AI Agents

artesia · 26 July 2025 12:00

The video explores AI agents like Claude and Gemini that autonomously generate, evaluate, and refine code-based art, demonstrating both their creative potential and current limitations in coordination, self-awareness, and open-ended tasks. While these agents excel at structured coding activities, challenges in multi-agent collaboration and genuine creativity highlight the need for further advancements toward true general intelligence.

artesia · 26 July 2025 12:20

The video explores the use of AI agents—command-line chatbots like Claude and Gemini—that can control a computer by executing commands, writing and running code, and interacting with files. These agents serve as intermediaries between the user and the machine, primarily designed for coding tasks.

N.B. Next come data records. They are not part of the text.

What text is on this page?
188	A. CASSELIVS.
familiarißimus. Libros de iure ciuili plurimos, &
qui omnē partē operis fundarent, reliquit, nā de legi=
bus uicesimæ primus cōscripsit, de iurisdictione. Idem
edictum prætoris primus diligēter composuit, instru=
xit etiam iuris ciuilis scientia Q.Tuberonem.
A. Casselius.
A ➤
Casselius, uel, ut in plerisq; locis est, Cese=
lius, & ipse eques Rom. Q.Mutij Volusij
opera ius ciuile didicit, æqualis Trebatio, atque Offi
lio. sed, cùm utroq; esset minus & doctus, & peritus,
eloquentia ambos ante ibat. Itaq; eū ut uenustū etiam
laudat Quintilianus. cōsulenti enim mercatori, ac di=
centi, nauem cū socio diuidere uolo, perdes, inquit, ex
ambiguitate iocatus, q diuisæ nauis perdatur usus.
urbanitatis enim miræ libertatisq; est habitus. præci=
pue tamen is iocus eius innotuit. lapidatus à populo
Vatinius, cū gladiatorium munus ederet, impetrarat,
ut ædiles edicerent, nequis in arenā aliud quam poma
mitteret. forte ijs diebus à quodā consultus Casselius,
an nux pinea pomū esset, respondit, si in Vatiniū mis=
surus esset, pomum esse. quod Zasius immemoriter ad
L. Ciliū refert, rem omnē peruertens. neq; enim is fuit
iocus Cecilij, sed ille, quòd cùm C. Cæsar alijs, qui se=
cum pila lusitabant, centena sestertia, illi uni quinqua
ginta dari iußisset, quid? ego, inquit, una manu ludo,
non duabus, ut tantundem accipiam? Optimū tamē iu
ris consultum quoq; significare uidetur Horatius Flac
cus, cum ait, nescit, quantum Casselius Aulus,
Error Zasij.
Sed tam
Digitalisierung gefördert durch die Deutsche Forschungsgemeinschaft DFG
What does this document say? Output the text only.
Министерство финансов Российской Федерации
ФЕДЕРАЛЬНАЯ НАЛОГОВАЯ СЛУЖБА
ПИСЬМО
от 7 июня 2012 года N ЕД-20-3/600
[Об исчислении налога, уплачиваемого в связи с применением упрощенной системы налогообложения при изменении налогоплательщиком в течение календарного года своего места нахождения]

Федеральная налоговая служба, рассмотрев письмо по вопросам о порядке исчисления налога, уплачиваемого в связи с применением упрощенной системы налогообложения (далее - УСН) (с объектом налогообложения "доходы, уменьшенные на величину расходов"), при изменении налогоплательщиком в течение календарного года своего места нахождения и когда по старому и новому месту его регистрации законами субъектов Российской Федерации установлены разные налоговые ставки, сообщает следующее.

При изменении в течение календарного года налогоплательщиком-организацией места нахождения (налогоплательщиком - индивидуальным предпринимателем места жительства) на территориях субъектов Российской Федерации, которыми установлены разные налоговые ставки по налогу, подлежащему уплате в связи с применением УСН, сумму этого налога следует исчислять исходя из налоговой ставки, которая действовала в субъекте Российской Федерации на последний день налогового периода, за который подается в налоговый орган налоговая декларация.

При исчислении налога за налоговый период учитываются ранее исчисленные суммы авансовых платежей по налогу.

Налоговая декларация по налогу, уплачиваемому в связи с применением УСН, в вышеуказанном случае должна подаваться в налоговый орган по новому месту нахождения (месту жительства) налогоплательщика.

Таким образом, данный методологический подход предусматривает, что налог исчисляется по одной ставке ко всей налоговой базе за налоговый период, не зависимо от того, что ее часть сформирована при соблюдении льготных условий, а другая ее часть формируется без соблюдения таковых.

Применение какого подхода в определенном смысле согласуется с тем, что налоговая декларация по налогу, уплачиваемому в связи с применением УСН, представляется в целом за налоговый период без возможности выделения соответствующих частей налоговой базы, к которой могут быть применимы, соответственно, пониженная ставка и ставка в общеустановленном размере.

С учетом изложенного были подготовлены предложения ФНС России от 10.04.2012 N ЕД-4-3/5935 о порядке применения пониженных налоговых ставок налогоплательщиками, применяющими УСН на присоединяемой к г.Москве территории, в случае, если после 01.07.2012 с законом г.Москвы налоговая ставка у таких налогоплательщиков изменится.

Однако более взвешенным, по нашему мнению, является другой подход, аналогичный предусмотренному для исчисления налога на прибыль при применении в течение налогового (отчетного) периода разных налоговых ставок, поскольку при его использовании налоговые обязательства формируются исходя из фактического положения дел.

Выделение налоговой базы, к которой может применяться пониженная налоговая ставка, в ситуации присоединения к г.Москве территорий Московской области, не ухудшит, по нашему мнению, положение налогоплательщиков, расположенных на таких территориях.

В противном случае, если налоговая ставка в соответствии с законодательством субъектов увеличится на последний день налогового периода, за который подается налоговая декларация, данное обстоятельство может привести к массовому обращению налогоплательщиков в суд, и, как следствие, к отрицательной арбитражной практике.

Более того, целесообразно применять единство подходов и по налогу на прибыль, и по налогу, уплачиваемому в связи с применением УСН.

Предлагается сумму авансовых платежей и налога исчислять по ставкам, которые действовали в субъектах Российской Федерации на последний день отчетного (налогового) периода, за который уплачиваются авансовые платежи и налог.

Unlike OpenAI’s Codeex, which cannot read image files, Claude and Gemini can view images they generate, enabling a unique feedback loop where the agents create, evaluate, and iteratively improve generative art autonomously. This approach results in art that is more deliberate and precise, created through executable code rather than vague prompts, offering a distinct flavor compared to typical AI-generated images.

The creator experiments with making these agents fully autonomous and self-sufficient, allowing them to continuously generate and critique their own artwork without human intervention. By incorporating a selection mechanism where the agents generate multiple images, choose favorites, and create variations, the process mimics an evolutionary refinement of art. While the agents sometimes produce messy or less impressive results, the experiment reveals interesting insights into how language models operate as advanced next-token predictors and role-playing machines, capable of adopting creative personas to fulfill tasks.

The video also delves into multi-agent collaboration, where multiple Claude agents work in parallel on a shared project—building a city in a large image file—while communicating through a shared text file. However, this experiment quickly descends into chaos, with agents overwriting each other’s work and producing incoherent results. The challenges of timing, coordination, and conflict resolution in multi-agent systems become apparent, highlighting the complexity of enabling effective collaboration among AI agents. The creator reflects on how human group collaboration is far more sophisticated and that current AI models require fundamental improvements to handle such tasks well.

In a more open-ended experiment, multiple agents are unleashed to explore, create files, write code, and generally “do whatever they want” indefinitely. This leads to the generation of grandiose but ultimately hollow projects with elaborate names and fanciful claims of creativity and consciousness. The agents tend to overstate their achievements and produce a lot of “word soup” without meaningful self-reflection or truly impressive outputs. This phenomenon is described as a special kind of hallucination, where the AI confidently fabricates statistics and narratives to justify its work, revealing limitations in genuine creativity and self-awareness.

Finally, the video addresses the practical costs and limitations of working with these AI agents. Running Claude Opus for a few hours costs around $34, while a full day with multiple Claude Sonnet instances costs about $20, making these experiments quite expensive. Gemini is cheaper but limited by API constraints. The creator concludes that while these agents excel at clear, supervised coding tasks, they struggle with open-ended creative endeavors, which are essential for true general intelligence. Despite the current limitations, the experiments provide a fascinating glimpse into the potential and challenges of autonomous AI agents, leaving the creator optimistic about future developments.